Friday, October 13, 2017

Meatballs in Clay-Pot

I wanted to make meatballs today and use my new clay-pot. It turned out to be really delicious dish.


For the Meatballs

  • 300 gr ground beef
  • Salt, black pepper, cumin
  • 1/2 small onion,chopped in little pieces
  • Bread crumbs

For the Meal

  • 3 medium potatoes
  • 3 sweet green peppers
  • 1/2 small onion
  • 2 cloves of garlic
  • Cherry tomatoes
  • 1 tablespoon tomato paste
  • 1 dessertspoon butter or ghee
  • 1 tablespoon sunflower oil


To prepare meatballs mix all the ingredients in a large bowl and knead them until you can make little balls out of them. 
Cut potatoes in cubes and put them on the bottom of clay-pot after pouring the sunflower oil on the surface.
Put meatballs on top of  potatoes. Then add onions, tomatoes and green peppers. Bake this in 400F oven for 30 minutes.

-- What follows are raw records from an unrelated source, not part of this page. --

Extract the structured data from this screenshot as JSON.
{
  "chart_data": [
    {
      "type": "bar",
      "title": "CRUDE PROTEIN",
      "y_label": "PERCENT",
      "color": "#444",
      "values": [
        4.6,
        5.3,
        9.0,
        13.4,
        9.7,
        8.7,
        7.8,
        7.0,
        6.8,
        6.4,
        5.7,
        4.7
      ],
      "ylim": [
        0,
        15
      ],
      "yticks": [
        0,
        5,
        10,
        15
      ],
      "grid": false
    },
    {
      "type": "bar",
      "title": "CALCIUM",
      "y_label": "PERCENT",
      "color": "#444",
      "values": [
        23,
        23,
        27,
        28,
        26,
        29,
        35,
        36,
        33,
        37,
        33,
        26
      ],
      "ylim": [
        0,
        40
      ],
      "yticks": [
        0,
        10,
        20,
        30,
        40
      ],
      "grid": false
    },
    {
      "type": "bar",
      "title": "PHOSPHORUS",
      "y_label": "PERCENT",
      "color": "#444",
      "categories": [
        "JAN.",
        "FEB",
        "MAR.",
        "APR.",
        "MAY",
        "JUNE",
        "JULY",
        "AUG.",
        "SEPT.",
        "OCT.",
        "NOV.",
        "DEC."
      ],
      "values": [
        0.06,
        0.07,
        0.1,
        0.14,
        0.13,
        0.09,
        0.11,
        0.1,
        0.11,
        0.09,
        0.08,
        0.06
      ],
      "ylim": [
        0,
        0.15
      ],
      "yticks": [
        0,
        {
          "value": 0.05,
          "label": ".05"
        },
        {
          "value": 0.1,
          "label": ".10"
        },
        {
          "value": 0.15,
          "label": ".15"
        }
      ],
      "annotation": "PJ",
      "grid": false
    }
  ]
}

Put the tomato paste in a small bowl, add 2 cups of warm water and minced garlic. Add this mixture to the clay-pot after taking it from the oven.
Spread the butter on top an put it back to the oven and bake it like 20 minutes until the potatoes are cooked.
Then add some grated mozzarella and bake another 2 minutes until it melts. I like it crispy, so I baked like 5 minutes after putting the cheese on top.

Date Snack

I bought some roasted chickpeas, I ate some of them and the rest has been on the shelf for couple of months. Then I realized I needed to find some other way to eat them and decided to mix them with dates. The good part of this recipe is you don't necessarily need chickpeas or dates, you can use any kind of nuts and dried fruit such as prunes, apricots or figs.


  • 10 dates
  • 100gr roasted chickpeas
  • 1 tablespoon tahini
  • 1 oz raisins
  • Any kind of nut-I used couple of hazelnuts, some almonds and 3-4 walnuts


Take out the seeds of the dates and put them in the water around one hour. I did not have food processor so I crushed the chickpeas and nuts in a mortar and pestle. I chopped the dates and raisins on the cutting board and mixed them all. If you want to use food processor, put tahini first add some water, when it got mixed add dates ad raisins and grind them together. Lastly add nuts and chickpeas and grind them altogether. Take out from the processor and put it on a parchment paper, cover up with stretch film and make it square with the help of a rolling pin. Bake it around 8 hours in the lowest heat like 150F until it gets dry. I only baked for 4 hours, it is still good.If you don't wan to bake it, just keep it in the fridge.

Friday, March 24, 2017

Carrot Cupcake

Note: This recipe is for 12 cupcakes


For the Cake

  • 1 1/2 cups of flour
  • 1 1/3 cups of confectioners sugar
  • 2 tablespoons brown sugar
  • 1 tablespoon white sugar
  • 1/3 cup of sunflower/vegetable oil
  • 3 eggs
  • 1 teaspoon vanilla extract
  • 1 dessertspoon baking powder
  • 1 teaspoon cinnamon
  • 1/2 teaspoon ground nutmeg
  • 1/2 teaspoon salt
  • 2 cups of grated carrots
  • 2/3 cup of crushed walnuts

For the Frosting

  • 8 oz cream cheese
  • 6 oz unsalted butter
  • 2/3 lb confectioners sugar 

Take a large bowl, add all the sugar, oil,vanilla and eggs and beat. In another bowl, mix flour, baking powder, cinnamon, nutmeg and salt. Add dry mixture to the wet one and beat again until it all get mixed. Lastly add walnuts and carrots and knead.
Pour the mixture in a cupcake baking pan and bake it in 400F preheated oven 10 minutes and then drop the temperature 350F and bake another 20-30 minutes. Stick a toothpick into the cake, if it is clean then it is baked, if it is not clean bake it another 10 minutes and try again.
In the meantime to prepare frosting beat butter and cream cheese and add confectioners sugar and beat again.
Take the cupcakes from the oven, let them cool down. Then put the frosting with the help of a plastic bag or a spoon.